When working with data quality and not at least data matching an ever recurring issue is compound words. We even have the issue when talking about terms related to data quality like is it called “meta data” or “metadata” and is it called “multi-domain MDM” or “multidomain MDM”. With MDM my spell checker likes the first option, but Gartner (the analyst firm) likes the last option.
In an international context the issue with compound words becomes much more frequent. In some languages like the other Germanic languages than English compound words are used much more. For example a street name as “Main Street” will be “Hauptstrasse” in German and “Hovedgade” in Danish.

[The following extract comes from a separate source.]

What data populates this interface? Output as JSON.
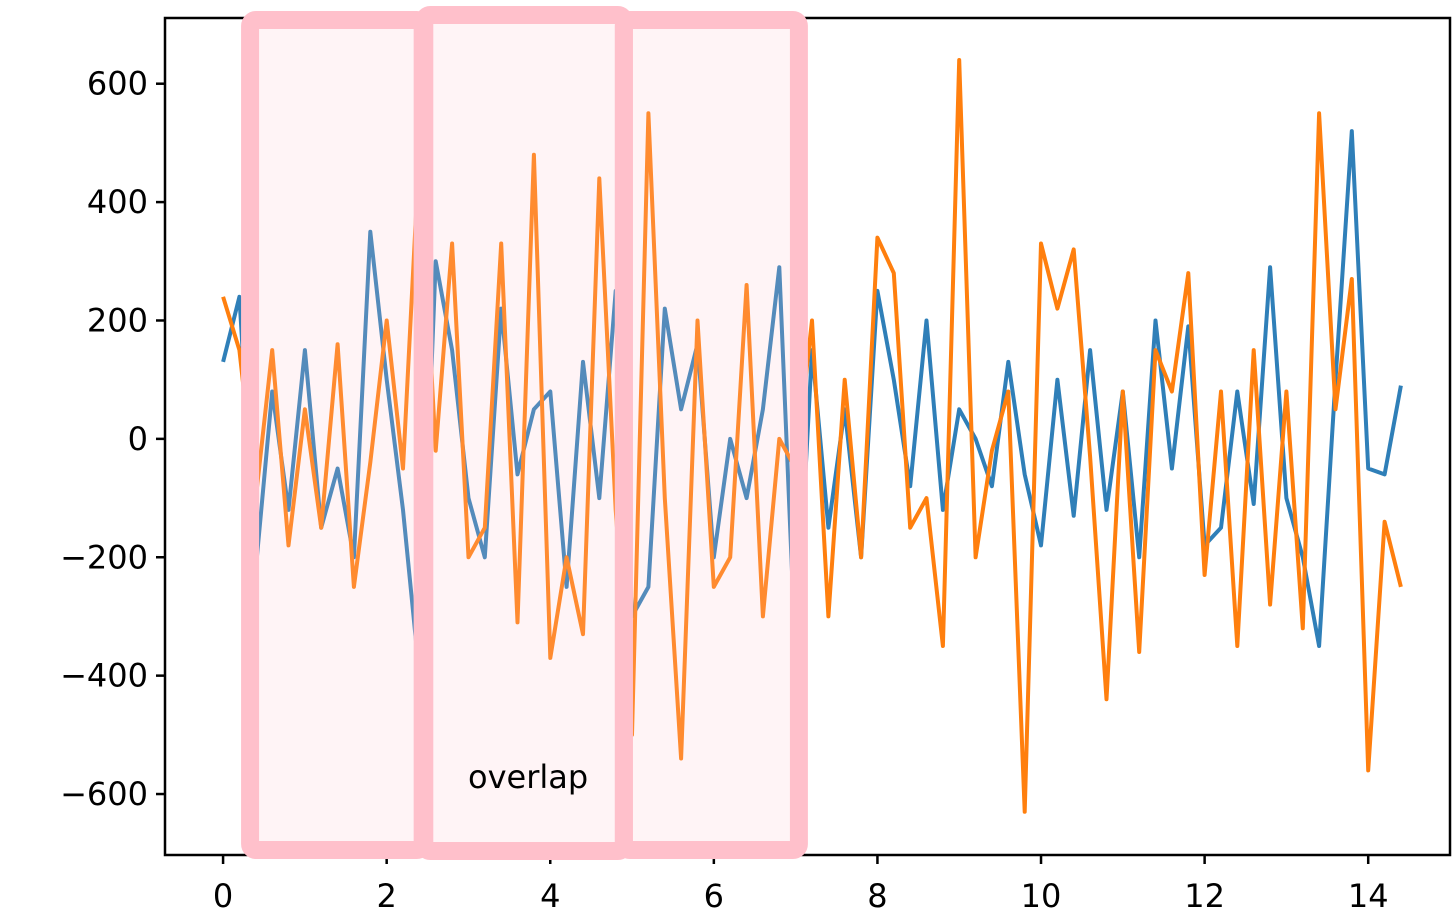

If your first language has many compound words (like mine) you tend to use (and overuse) compound words even in English. I stumbled upon that when I was helping a family member looking for searching trends for “hair extensions”.
If you look at the regional interest in Google Insights the interest in “hair extensions” (figure 1) is big mostly in countries with English as first language while the interest in “hairextensions” (figure 2) is big mostly in countries having English as secondary or third language.
This is a really good point.
Companies often struggle with this issue when selecting a Master Account Name or other important data points in three facets:
1) Making a decision on a convention and standard (i.e. hair extensions or hairextensions)
2) Consolidating all instances of these scenarios under the selected convention using various matching techniques.
3) Enforcing an ongoing methodology that ensures those conventions and standards are maintained.
I would find it very interesting to hear your thoughts on not only deciding upon an ideal convention but how best to enforce that methodology.
Josh, thanks a lot for the comment.
One way is if there is a trusted external source. With company names it could be the public registered name found in a business directory. With street names an address directory. But I also have seen several versions of the truth between such directories.
Ultimately I think data governance is the way forward. I don’t like the term data owner, but a data steward for the domain in question decides based on balancing input from all data providers and data consumers.
However we still need a lot of data matching going on as all data aren’t born within your jurisdiction.
I couldn’t agree with you more. Data governance is the way forward.
Many organizations that I speak with on a daily basis mention that the difficulty in data governance is gaining buy-in from the data providers and consumers to the degree where real change can be made and enforced.
Often times a combination of that buy-in and support through technology provides an effective balance for all.
>But I also have seen several versions of the truth between such directories.
Henrik, I certainly second that e.g. helpIT systems ltd in the UK is down as “Help It Systems” (two words) on Royal Mail PAF but correct in Companies House data. Often you need to draw on one external dataset for one data item e.g. name, and another for other data e.g. address, even if they both contain name and address.
You’re right Steve. With company names there aren’t really any rules and you may have to settle for the best source for each attribute (for each country).